SANTA CLARA, Calif., April 2, 2026, 04:09 PDT
Nvidia dropped $2 billion on Marvell Technology, securing Marvell’s custom silicon for its NVLink Fusion platform—the backbone linking chips and networking hardware in AI servers. Shares of Marvell jumped about 7% after the announcement landed Tuesday, while Nvidia ticked 2.7% higher.
Demand from major AI players is moving toward chips tailored to their specific requirements, rather than sticking with Nvidia’s standard graphics chips. Nvidia’s approach now involves making sure Marvell’s chips integrate smoothly with its CPUs, network cards, and interconnects—essentially staying present in the data center rack, whether or not its processors are running the show.
Nvidia’s grip on a key overseas market is slipping. IDC data reviewed by Reuters shows Chinese players now hold 41% of China’s AI server chip market for 2025, cutting Nvidia’s share to 55%—a noticeable drop from its earlier stronghold. AMD trails far behind at 4%. Huawei, meanwhile, emerges as the largest local rival.
“The inference inflection has arrived,” Chief Executive Jensen Huang said, describing the moment when trained AI finally delivers practical results. Marvell CEO Matt Murphy called the partnership an opportunity to provide customers with the tools to build “scalable, efficient AI infrastructure.” NVIDIA Newsroom
eMarketer analyst Jacob Bourne described the deal as Nvidia’s opportunity to access Marvell’s “more specialized silicon,” which could help reduce the “friction” that crops up when third-party chips run in data centers built around Nvidia gear. The two companies also said they’re teaming up on silicon photonics, a tech designed to boost data transfer speeds while using less power. Reuters
Marvell is set to provide custom XPUs—processors tailored for specific AI workloads—along with scale-up networking that works with NVLink Fusion. Nvidia, meanwhile, brings its Vera CPU to the table, plus network cards and switches. The two companies are also teaming up on AI-RAN, shorthand for AI-powered radio access technology aimed at 5G and 6G.
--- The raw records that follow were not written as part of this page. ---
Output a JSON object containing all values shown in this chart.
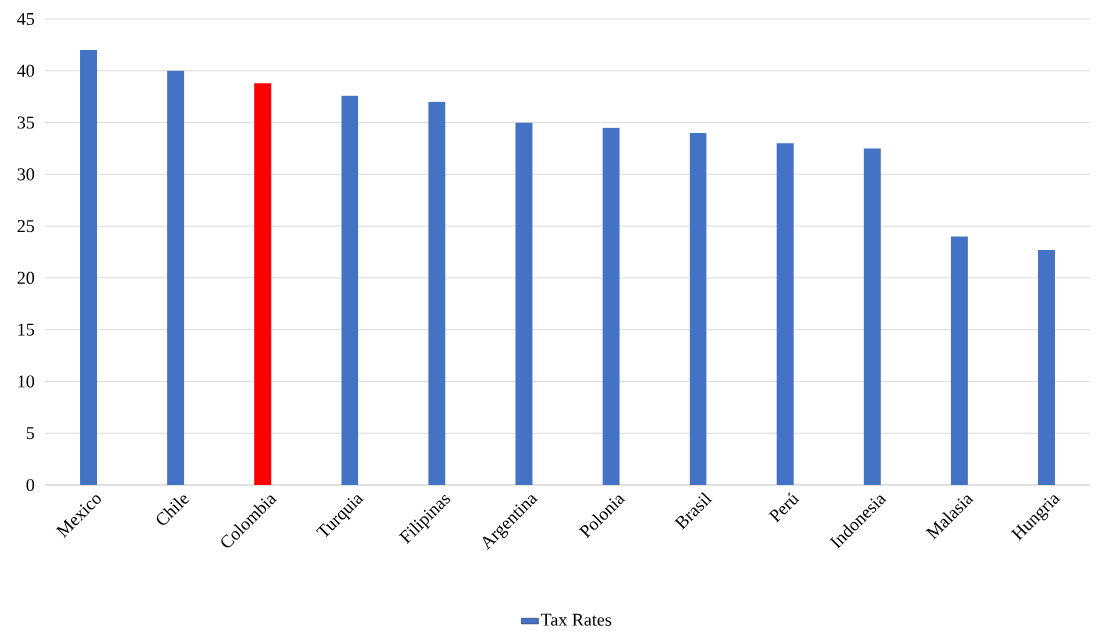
{
  "chart_data": {
    "type": "bar",
    "categories": [
      "Mexico",
      "Chile",
      "Colombia",
      "Turquia",
      "Filipinas",
      "Argentina",
      "Polonia",
      "Brasil",
      "Perú",
      "Indonesia",
      "Malasia",
      "Hungria"
    ],
    "series": [
      {
        "name": "Tax Rates",
        "color": "#4472c4",
        "values": [
          42,
          40,
          38.8,
          37.6,
          37,
          35,
          34.5,
          34,
          33,
          32.5,
          24,
          22.7
        ],
        "colors": [
          "#4472c4",
          "#4472c4",
          "#ff0000",
          "#4472c4",
          "#4472c4",
          "#4472c4",
          "#4472c4",
          "#4472c4",
          "#4472c4",
          "#4472c4",
          "#4472c4",
          "#4472c4"
        ]
      }
    ],
    "ylim": [
      0,
      45
    ],
    "yticks": [
      0,
      5,
      10,
      15,
      20,
      25,
      30,
      35,
      40,
      45
    ],
    "grid": "y",
    "legend": "bottom"
  }
}
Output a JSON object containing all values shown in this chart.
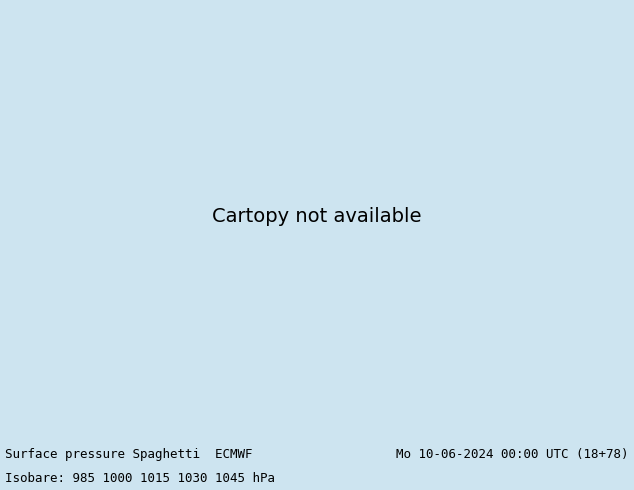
{
  "title_left": "Surface pressure Spaghetti  ECMWF",
  "title_right": "Mo 10-06-2024 00:00 UTC (18+78)",
  "subtitle": "Isobare: 985 1000 1015 1030 1045 hPa",
  "text_color": "#000000",
  "fig_width": 6.34,
  "fig_height": 4.9,
  "dpi": 100,
  "font_size_title": 9,
  "font_size_subtitle": 9,
  "map_extent": [
    25,
    155,
    5,
    75
  ],
  "bottom_bg_color": "#cde4f0",
  "ocean_color": "#b8d8e8",
  "land_color": "#e8e0c8",
  "lake_color": "#b8d8e8",
  "border_color": "#888888",
  "coastline_color": "#888888",
  "contour_colors_985": [
    "#606060",
    "#707070",
    "#808080",
    "#505050",
    "#404040"
  ],
  "contour_colors_1000": [
    "#00aaff",
    "#0088cc",
    "#00ccff",
    "#0066aa",
    "#00bbee"
  ],
  "contour_colors_1015": [
    "#ff00ff",
    "#cc00cc",
    "#ee00ee",
    "#dd00dd",
    "#bb00bb"
  ],
  "contour_colors_1030": [
    "#ff8800",
    "#ff6600",
    "#ff9900",
    "#ee7700",
    "#ff7700"
  ],
  "contour_colors_1045": [
    "#ff0000",
    "#cc0000",
    "#ee1111",
    "#dd0000",
    "#ff2222"
  ],
  "extra_colors": [
    "#00cc00",
    "#33bb33",
    "#009900",
    "#ffff00",
    "#dddd00",
    "#9900cc",
    "#7700aa",
    "#ff6699",
    "#ff3377",
    "#00dddd",
    "#0000ff",
    "#0000cc",
    "#ff69b4",
    "#cc4488",
    "#8B4513",
    "#556B2F",
    "#00CED1",
    "#FF4500",
    "#4169E1",
    "#DC143C"
  ]
}
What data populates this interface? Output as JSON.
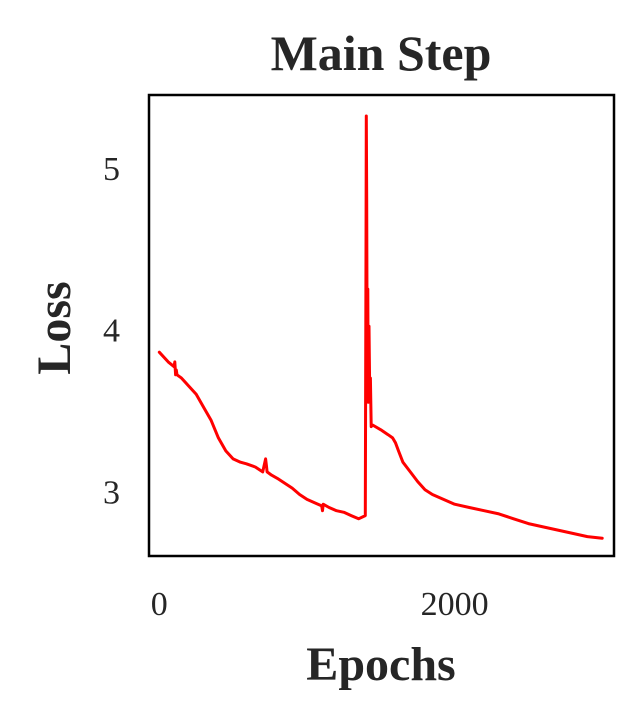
{
  "chart_data": {
    "type": "line",
    "title": "Main Step",
    "xlabel": "Epochs",
    "ylabel": "Loss",
    "xlim": [
      -70,
      3080
    ],
    "ylim": [
      2.6,
      5.45
    ],
    "xticks": [
      {
        "value": 0,
        "label": "0"
      },
      {
        "value": 2000,
        "label": "2000"
      }
    ],
    "yticks": [
      {
        "value": 3,
        "label": "3"
      },
      {
        "value": 4,
        "label": "4"
      },
      {
        "value": 5,
        "label": "5"
      }
    ],
    "grid": false,
    "legend": "none",
    "series": [
      {
        "color": "#ff0000",
        "x": [
          0,
          60,
          100,
          105,
          110,
          115,
          120,
          150,
          200,
          250,
          300,
          350,
          400,
          450,
          500,
          550,
          590,
          650,
          700,
          720,
          725,
          730,
          760,
          800,
          850,
          900,
          950,
          1000,
          1050,
          1100,
          1105,
          1110,
          1150,
          1200,
          1250,
          1300,
          1350,
          1395,
          1400,
          1402,
          1405,
          1408,
          1412,
          1415,
          1420,
          1425,
          1430,
          1435,
          1445,
          1500,
          1550,
          1580,
          1600,
          1620,
          1650,
          1700,
          1750,
          1800,
          1850,
          1900,
          1950,
          2000,
          2100,
          2200,
          2300,
          2400,
          2500,
          2600,
          2700,
          2800,
          2900,
          3000
        ],
        "y": [
          3.86,
          3.8,
          3.77,
          3.8,
          3.72,
          3.75,
          3.72,
          3.7,
          3.65,
          3.6,
          3.52,
          3.44,
          3.33,
          3.25,
          3.2,
          3.18,
          3.17,
          3.15,
          3.12,
          3.2,
          3.16,
          3.12,
          3.1,
          3.08,
          3.05,
          3.02,
          2.98,
          2.95,
          2.93,
          2.91,
          2.88,
          2.92,
          2.9,
          2.88,
          2.87,
          2.85,
          2.83,
          2.85,
          4.5,
          5.32,
          4.8,
          3.7,
          4.25,
          3.55,
          4.02,
          3.62,
          3.7,
          3.4,
          3.41,
          3.38,
          3.35,
          3.33,
          3.3,
          3.25,
          3.18,
          3.12,
          3.06,
          3.01,
          2.98,
          2.96,
          2.94,
          2.92,
          2.9,
          2.88,
          2.86,
          2.83,
          2.8,
          2.78,
          2.76,
          2.74,
          2.72,
          2.71
        ]
      }
    ]
  }
}
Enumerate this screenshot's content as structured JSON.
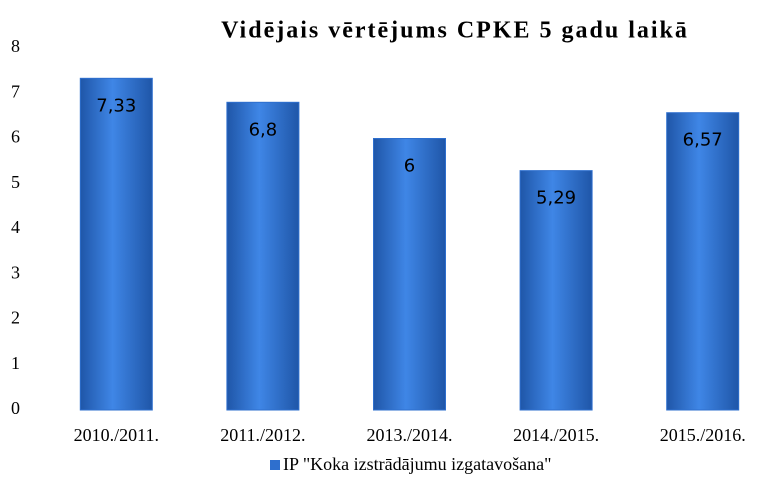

Nvidia’s got a new play as AI budgets shift toward inference—the part of the workflow where models respond and spit out answers. In March, KinNgai Chan at Summit Insights Group told Reuters that Nvidia is “definitely going to see more competition” with custom silicon gaining traction, especially in inference. Reuters
Nvidia is running at a pace few tech firms can match these days. The chip giant locked in a record $215.9 billion in fiscal 2026 revenue back in February. Looking ahead, Nvidia expects about $78 billion in sales for the first quarter of fiscal 2027—a figure that leaves out China data-center chip revenue.
Even so, there are plenty of ways this could unravel. Nvidia and Marvell have flagged risks tied to regulatory hurdles, swings in demand or supply, litigation, or anything else the market might deliver.
Export controls remain a persistent cloud for the sector. Singaporean authorities on Thursday brought charges against a third person tied to a fraud case centered on servers suspected of containing Nvidia chips—an episode casting a spotlight on the intense scrutiny over such shipments.
For now, Nvidia appears to be leaning into pragmatism. Customers may spread their chip orders around, but they’re not dropping Nvidia’s software, networking, or systems know-how when it comes to tying everything together. Competitors may press in, but Nvidia’s spot as the glue in these deployments leaves it tightly woven into the spending stream.